There’s a persistent idea on the Yes side that notions that the idea of a child having a “right to a mother and father” or “a right to a relationship with their genetic parents” is a nonsense argument because – or so the reasoning goes – the state can’t guarantee it. Their mother might tragically die, their father might walk out, and there’s not much anyone can do about it.
But what would happen if we applied this logic to a few other rights? How about the most basic one – the right to life?
I’m not talking about abortion here, I’m talking about the subset of people who everyone agrees has a right to life – those walking around. The right to life is the single most fundamental human right there is: without it all other rights are meaningless.
But can the state really guarantee this right? Let’s look at a couple of examples.
One of the people who’s pretty convinced that the right to a mother and father means nothing is journalist Vincent Browne. But imagine if a mad axe-man were to sneak into the TV3 studios of an evening and kill Vincent and his unfortunate panel stone dead. The state could certainly prosecute the man after the fact: but that would be no good to Vincent. His right to life would stand thoroughly un-vindicated.
The example need not be so drastic: people have accidents, get ill, grow old. In the end, the right to life is completely unguaranteeable.

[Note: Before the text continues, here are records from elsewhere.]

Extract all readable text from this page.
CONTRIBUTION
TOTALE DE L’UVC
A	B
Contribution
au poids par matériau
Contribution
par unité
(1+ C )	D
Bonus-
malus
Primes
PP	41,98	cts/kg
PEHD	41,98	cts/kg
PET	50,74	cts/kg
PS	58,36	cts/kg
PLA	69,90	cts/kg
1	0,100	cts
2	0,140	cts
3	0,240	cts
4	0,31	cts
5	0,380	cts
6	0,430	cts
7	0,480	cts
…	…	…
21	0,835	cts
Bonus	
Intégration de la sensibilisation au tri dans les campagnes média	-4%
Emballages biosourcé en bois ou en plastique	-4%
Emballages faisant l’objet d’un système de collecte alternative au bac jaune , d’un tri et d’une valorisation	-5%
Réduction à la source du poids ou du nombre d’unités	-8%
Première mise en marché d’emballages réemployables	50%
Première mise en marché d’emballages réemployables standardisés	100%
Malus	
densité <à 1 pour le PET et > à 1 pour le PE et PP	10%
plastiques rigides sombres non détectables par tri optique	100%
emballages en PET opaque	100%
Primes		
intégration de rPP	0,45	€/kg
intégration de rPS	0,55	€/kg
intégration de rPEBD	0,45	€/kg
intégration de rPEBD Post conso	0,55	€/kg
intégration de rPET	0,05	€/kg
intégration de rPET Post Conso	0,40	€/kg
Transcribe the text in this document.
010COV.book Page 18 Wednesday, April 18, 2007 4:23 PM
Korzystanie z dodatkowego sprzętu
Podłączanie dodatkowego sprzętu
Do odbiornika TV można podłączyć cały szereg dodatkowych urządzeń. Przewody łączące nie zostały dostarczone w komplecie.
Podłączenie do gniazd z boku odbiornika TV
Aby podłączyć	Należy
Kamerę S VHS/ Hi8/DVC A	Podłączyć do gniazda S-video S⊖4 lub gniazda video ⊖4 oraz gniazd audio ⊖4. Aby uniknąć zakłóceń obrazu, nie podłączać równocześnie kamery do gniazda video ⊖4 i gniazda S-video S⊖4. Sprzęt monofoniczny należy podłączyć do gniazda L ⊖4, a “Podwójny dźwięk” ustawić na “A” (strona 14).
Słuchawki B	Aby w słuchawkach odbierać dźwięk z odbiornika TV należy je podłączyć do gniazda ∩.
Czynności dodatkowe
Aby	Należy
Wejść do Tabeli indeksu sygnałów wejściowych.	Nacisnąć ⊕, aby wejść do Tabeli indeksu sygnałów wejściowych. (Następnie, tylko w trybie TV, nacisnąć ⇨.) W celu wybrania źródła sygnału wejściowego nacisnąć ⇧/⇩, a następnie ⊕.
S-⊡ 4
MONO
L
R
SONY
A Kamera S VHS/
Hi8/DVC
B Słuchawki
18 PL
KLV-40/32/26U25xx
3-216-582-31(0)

What’s that you say? The state can’t absolutely guarantee any right, but it can do whatever is reasonably possible to ensure rights are vindicated?

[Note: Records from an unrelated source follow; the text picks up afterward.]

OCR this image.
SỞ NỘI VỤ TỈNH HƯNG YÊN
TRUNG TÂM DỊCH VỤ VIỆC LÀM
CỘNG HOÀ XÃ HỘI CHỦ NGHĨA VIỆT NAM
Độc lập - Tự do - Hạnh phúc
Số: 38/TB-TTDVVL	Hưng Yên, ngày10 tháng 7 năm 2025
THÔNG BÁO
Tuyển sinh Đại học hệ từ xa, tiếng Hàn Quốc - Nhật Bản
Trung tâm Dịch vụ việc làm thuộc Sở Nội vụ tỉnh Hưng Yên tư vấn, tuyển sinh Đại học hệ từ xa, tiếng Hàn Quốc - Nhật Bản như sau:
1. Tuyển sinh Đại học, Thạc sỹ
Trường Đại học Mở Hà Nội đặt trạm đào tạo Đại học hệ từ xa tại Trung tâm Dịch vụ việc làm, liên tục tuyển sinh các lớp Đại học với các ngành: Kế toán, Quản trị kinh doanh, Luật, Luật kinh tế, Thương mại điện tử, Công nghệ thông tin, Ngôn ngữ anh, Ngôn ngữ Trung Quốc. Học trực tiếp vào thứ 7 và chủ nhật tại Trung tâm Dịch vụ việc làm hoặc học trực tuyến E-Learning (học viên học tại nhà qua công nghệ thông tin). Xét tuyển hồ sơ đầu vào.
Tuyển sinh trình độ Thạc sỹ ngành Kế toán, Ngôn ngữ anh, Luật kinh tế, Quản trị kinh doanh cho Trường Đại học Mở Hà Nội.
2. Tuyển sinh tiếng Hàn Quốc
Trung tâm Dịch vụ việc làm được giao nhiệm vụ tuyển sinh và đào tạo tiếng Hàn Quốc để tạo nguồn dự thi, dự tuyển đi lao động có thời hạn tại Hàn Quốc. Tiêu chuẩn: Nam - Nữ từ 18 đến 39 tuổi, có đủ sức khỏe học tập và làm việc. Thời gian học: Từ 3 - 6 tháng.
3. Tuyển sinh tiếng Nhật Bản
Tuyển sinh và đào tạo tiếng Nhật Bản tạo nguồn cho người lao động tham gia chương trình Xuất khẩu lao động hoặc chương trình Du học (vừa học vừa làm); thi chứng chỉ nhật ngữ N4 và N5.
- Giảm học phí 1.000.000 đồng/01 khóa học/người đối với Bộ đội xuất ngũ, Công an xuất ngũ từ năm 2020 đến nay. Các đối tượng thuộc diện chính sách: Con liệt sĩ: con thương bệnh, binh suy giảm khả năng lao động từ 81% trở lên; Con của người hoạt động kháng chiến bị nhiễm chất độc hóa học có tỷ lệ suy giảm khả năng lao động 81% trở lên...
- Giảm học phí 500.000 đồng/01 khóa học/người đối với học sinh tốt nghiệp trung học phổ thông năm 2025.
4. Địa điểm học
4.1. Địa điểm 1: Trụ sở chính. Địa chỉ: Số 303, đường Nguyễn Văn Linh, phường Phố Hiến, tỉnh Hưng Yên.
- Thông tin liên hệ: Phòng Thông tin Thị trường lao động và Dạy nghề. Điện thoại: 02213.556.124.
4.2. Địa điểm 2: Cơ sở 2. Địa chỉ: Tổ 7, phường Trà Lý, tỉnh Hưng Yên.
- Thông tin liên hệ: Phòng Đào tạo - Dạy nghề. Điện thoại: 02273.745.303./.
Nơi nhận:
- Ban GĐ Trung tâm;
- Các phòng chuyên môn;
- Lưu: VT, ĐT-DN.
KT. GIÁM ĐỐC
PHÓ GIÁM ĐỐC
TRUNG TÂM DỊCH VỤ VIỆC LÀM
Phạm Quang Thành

How can the state preserve Vincent Browne’s right to life in the mad axe-man scenario? It can employ police officers to keep an eye out for masked men with large blades; it can pass laws making it illegal for people to carry axes on the street; it can disincentivise the axe-man from going on a murder spree using the threat of prison.

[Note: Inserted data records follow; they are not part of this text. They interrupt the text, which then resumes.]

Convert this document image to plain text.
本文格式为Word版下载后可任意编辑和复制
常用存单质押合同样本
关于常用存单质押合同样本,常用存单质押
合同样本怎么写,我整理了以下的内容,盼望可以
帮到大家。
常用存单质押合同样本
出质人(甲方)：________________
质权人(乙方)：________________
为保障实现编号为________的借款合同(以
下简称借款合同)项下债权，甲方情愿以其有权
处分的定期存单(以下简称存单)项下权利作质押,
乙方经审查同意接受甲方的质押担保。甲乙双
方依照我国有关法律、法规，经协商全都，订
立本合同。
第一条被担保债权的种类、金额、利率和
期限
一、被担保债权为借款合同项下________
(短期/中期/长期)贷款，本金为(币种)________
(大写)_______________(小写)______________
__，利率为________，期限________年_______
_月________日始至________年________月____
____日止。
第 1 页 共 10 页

It can also take more indirect measures: trying to ensure that as many children as possible grow up in circumstances that minimise their chances of becoming axe-wielding maniacs; using the law as an educator to help create an anti-axe-murder culture. In fact, the state does all of these things! So it makes perfect sense to talk about vindicating rights even when that can’t be done with certainty. In fact, if you can think of any right that can be guaranteed with 100% of the time, I’d love to hear from you, because I can’t.
So Vincent’s argument, and that of many who support a Yes vote, would make the right to a mother and father meaningless, but only by making literally every other right meaningless too.
* * *
Another point that’s often raised is that even if the state could guarantee a child’s right to a mother and father, doing so would be absurd, as it would mean the State taking draconian actions like forcing widowed mothers to remarry.
But note: the State is not even doing everything it could possibly to protect Vincent Browne’s life from axe-men. It’s not mandating that he wear body armour, or providing him with security guards at all times. It’s doing everything reasonably possible, given the relatively low prevalence of rogue executioners and disillusioned lumberjacks in Irish society.
It’s the same in other areas, like health. Compromises are made, and realistic lines are drawn. We’re not legally prohibited from eating chips and sausages all day because that would be an unacceptable violation of our freedom: but we’re happy to ban crack cocaine.
So the suggestion that guaranteeing a child’s right to a mother and father requires extreme measures is just wrong. The state can do what it does in other areas and take reasonable action. It can support and incentivise marriage, which encourages mothers and fathers to commit to each other and to their families; it can remove marriage penalties from the social welfare code; it can express a preference for mothers and fathers in adoption law; it can forbid the use of reproductive technologies that deliberately separate a child from one or both of their biological parents; and it can maintain a definition of marriage that keeps a child’s right to a mother and father at its heart.
NB This post is likely to run afoul of the Problem With Misinterpreting Analogies. So no, I am in no way, shape, or form comparing axe-murder with a child being denied a mother or father. I am using a deliberately silly and over-the-top example to illustrate a principle about guaranteeable rights.